Textile Society of America

 

Date of this Version

1992

Citation

From Textiles in Daily Life: Proceedings of the Third Biennial Symposium of the Textile Society of America, September 24–26, 1992 (Earleville, MD: Textile Society of America, Inc., 1993).

Comments

Copyright © 1992 by the author(s).

Abstract

INTRODUCTION

This paper grows out of a group process of studying handmade fabric, embroidery, and trim in Fez, Morocco in the late 1980s and early 1990s.1 The group included three textile scholars, a video specialist and myself, an anthropologist.2 While the textile scholars began the project with an interest in the textile products and their means of production, we all became interested in more social aspects of the work.

Other scholars have noted the cues cloth can give in understanding the social relations of a culture. Reddy (1986) looks for hints of the social tensions leading to the French Revolution in the changing ways merchants and others "talked" about cloth in a universal dictionary of commerce published several times between 1730 and 1784. He finds "...an odd combination of rigidity and flexibility...(264)" which he relates to the later upheaval of the 1789 Revolution, a throwing aside of the old order and difficulty in accepting a new one. In the dictionary's discussion of commodities, he sees "...the necessary intimacy that always subsists between social relationships and things (282)."

In their Introduction to Cloth and Human Experience (1989), Schneider and Weiner give an overview of the way textiles and their manufacture are important in "...the reproduction of social life and power (4)." Of special interest here is their discussion of cloth in large scale societies, like Morocco today. While such cultures have wide access to machine made fabric, some local handmade textiles persist "...as aspects of the consolidation of cultural identities...(16)." One of their examples is Ghandi's adoption of homespun cotton cloth in India as a symbol, and fact, of India's independence from British manufacturing.

While the other papers on Morocco focus more on the textile products, though including social context, I will deal specifically with the social lives and interactions of the textile producers, merchants and consumers, and through them and their dealing with changing economic and social conditions, present a picture of one segment of Moroccan society today.

THE CONTEXT OF FEZ

The name Fez in association with handmade textiles may call up images of the exotic East, frozen in time. While a first visit to the old city or medina can reinforce this image, it is only one part of the total picture. Before we discuss the artisans and merchants and their products and customers in detail, the reader needs an accurate context in which to understand them.

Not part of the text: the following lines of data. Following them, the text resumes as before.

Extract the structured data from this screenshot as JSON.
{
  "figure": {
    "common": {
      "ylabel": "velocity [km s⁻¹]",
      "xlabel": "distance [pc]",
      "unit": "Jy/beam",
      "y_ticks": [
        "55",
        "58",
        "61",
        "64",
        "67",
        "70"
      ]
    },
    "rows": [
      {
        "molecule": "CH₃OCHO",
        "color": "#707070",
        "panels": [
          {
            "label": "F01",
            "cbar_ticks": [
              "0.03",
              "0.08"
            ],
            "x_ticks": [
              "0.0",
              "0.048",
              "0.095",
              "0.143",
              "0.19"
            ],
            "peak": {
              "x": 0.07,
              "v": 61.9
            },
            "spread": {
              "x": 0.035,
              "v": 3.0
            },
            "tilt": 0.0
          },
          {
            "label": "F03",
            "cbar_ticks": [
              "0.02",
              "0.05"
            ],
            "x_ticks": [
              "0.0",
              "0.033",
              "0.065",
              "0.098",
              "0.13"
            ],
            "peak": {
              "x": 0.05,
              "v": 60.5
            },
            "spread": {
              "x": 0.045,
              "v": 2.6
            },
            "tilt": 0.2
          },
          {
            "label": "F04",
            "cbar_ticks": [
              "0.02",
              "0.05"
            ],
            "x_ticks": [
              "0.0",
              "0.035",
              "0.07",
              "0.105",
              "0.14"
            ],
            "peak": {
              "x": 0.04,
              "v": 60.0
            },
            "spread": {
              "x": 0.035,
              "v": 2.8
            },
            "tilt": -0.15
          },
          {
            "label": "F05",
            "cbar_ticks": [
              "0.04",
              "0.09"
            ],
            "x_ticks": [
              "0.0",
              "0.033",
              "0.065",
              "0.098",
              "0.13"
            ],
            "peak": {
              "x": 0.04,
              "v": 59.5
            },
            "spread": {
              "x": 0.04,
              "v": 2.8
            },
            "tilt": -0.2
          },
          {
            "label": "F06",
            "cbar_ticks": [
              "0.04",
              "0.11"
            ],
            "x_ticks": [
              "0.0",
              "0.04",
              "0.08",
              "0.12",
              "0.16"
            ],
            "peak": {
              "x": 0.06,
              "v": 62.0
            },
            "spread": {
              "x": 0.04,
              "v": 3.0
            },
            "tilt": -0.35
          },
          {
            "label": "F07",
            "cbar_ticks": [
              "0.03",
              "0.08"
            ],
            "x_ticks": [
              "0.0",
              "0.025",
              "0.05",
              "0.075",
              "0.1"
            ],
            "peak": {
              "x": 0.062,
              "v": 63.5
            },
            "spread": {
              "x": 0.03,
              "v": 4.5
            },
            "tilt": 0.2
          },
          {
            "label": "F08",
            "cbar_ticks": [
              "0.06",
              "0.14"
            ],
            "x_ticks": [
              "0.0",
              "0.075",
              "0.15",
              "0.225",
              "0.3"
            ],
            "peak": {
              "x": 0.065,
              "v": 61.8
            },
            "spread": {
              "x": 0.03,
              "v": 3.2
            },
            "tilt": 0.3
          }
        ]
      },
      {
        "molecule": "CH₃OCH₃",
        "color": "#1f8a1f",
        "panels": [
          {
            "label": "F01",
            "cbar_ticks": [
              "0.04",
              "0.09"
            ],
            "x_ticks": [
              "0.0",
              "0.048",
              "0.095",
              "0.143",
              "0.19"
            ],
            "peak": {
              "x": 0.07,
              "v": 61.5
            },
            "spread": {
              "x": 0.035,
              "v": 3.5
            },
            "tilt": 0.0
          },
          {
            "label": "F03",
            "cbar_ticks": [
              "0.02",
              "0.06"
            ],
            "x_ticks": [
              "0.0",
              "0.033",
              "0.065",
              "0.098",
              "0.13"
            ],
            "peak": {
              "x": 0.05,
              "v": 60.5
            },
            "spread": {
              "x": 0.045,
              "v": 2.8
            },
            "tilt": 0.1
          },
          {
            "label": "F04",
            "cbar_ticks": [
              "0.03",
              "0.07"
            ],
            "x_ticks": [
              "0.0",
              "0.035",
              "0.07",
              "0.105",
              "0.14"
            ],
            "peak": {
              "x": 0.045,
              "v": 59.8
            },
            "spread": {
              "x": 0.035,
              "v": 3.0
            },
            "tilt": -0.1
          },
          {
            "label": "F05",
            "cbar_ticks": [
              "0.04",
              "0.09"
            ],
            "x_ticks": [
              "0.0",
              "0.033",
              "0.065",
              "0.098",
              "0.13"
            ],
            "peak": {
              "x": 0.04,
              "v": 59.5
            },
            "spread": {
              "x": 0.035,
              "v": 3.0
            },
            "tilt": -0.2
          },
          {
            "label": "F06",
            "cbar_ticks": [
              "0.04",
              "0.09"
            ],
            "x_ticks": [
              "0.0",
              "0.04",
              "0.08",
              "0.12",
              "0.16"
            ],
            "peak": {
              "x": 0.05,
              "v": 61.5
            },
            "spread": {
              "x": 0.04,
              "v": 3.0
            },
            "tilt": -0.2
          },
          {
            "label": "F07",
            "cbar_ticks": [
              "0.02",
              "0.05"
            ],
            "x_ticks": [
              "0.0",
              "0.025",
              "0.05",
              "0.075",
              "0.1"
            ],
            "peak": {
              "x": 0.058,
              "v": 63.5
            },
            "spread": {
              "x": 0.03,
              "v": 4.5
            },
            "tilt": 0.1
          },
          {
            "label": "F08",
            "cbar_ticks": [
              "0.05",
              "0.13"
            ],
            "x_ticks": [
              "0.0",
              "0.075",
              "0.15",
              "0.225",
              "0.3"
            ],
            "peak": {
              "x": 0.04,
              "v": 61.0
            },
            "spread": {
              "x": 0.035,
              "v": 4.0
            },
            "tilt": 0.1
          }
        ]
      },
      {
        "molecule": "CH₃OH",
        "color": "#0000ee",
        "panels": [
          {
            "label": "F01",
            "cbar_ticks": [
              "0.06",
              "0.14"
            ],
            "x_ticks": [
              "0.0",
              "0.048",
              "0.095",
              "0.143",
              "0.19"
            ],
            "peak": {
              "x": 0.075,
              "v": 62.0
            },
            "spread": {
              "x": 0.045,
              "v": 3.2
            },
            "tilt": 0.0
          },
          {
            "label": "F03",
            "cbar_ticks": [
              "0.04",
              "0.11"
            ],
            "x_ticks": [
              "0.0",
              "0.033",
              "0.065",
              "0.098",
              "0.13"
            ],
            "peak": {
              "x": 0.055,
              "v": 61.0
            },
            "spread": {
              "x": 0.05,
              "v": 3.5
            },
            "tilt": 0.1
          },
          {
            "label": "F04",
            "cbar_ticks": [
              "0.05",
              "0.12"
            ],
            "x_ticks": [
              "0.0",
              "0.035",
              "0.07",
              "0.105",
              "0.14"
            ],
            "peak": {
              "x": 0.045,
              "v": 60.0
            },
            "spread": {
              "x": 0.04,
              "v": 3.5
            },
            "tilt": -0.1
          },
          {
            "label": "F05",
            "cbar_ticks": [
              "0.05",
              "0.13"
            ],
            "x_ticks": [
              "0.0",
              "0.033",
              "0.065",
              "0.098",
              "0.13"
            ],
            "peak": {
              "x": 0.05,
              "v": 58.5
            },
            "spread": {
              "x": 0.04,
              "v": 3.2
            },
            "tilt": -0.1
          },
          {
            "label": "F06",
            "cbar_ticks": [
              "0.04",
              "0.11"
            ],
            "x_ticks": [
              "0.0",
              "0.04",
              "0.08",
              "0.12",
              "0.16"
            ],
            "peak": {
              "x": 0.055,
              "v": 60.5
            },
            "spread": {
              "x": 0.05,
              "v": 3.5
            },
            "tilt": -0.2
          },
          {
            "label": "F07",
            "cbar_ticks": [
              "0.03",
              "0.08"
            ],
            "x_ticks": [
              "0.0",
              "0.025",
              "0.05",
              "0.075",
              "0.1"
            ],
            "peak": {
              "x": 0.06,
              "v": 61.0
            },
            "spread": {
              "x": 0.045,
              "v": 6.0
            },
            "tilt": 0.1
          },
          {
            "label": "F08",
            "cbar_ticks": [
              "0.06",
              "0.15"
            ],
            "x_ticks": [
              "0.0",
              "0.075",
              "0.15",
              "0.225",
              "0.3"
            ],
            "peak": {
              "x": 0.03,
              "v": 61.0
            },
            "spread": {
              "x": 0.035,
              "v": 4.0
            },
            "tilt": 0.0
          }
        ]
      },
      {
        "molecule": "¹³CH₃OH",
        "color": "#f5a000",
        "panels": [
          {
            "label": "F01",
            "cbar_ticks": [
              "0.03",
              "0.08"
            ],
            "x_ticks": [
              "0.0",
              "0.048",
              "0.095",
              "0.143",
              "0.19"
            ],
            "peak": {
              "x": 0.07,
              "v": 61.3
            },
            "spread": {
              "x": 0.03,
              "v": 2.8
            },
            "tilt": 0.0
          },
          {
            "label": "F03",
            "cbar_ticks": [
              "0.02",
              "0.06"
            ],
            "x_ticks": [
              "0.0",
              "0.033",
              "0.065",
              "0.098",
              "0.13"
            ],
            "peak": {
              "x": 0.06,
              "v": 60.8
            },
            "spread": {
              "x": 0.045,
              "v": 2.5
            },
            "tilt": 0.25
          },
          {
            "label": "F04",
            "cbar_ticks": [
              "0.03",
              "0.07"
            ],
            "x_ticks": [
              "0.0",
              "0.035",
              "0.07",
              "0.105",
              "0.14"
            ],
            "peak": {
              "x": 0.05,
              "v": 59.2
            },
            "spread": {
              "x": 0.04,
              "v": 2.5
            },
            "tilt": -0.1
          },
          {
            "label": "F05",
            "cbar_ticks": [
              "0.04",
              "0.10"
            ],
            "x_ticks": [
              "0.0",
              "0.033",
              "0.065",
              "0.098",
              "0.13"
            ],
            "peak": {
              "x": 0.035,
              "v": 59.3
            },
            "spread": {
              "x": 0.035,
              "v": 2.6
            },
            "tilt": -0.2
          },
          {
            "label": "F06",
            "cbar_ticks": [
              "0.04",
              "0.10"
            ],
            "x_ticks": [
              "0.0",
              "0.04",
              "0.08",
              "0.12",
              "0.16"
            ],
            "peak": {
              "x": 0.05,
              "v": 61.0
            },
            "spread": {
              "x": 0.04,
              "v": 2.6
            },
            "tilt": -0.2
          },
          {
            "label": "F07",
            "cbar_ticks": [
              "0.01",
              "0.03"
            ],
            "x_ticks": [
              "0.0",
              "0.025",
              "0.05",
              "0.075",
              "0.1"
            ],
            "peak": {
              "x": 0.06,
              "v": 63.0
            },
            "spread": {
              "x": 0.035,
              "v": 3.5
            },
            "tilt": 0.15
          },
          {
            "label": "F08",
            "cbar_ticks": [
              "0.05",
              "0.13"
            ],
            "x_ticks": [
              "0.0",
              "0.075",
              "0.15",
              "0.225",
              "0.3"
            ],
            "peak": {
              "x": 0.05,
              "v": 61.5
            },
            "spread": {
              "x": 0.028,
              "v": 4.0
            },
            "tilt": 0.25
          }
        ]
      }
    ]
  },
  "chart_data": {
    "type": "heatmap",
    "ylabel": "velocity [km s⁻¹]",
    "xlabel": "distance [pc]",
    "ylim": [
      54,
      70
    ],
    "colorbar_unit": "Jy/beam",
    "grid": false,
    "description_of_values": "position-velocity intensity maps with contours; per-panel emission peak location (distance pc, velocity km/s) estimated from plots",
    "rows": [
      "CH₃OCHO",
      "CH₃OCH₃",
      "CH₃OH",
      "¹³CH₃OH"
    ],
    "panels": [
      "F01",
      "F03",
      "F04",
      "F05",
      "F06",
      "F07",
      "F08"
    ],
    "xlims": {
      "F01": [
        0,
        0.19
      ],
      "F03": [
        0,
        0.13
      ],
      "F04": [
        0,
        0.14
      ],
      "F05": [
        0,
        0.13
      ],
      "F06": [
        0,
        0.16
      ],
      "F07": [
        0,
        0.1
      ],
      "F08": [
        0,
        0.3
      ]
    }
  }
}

The city of Fez is located in Morocco, on the northwest shoulder of Africa. While Morocco is an Arab Muslim country, for centuries it has been a crossroads for the cultures of Europe, sub-Saharan Africa and the Middle East. In size and climate Morocco resembles California, and grows wheat as a staple crop, a wide variety of fruits and vegetables, and citrus for export. Handmade carpets and factory-produced leather jackets, bags and shoes are also exported.

Fez is the traditional cultural capital of Morocco, the source of the quintessential forms of Moroccan music, food, and handicrafts, and longtime provider of the country's intellectual and political leaders. Fez is also Morocco's mercantile capital, where tradition is balanced with innovation, as you will see below. The coexistence of old and new is physically present in the city itself, which has modern Europeanized sections with broad tree-lined avenues strolled by young men in leather jackets and women in western dress. In older sections with narrow winding streets, one can still see traces of areas organized by different craft guilds. The city was founded in 829 A.D., soon after Islam arrived in Morocco, and "new Fez" dates from the 1300s.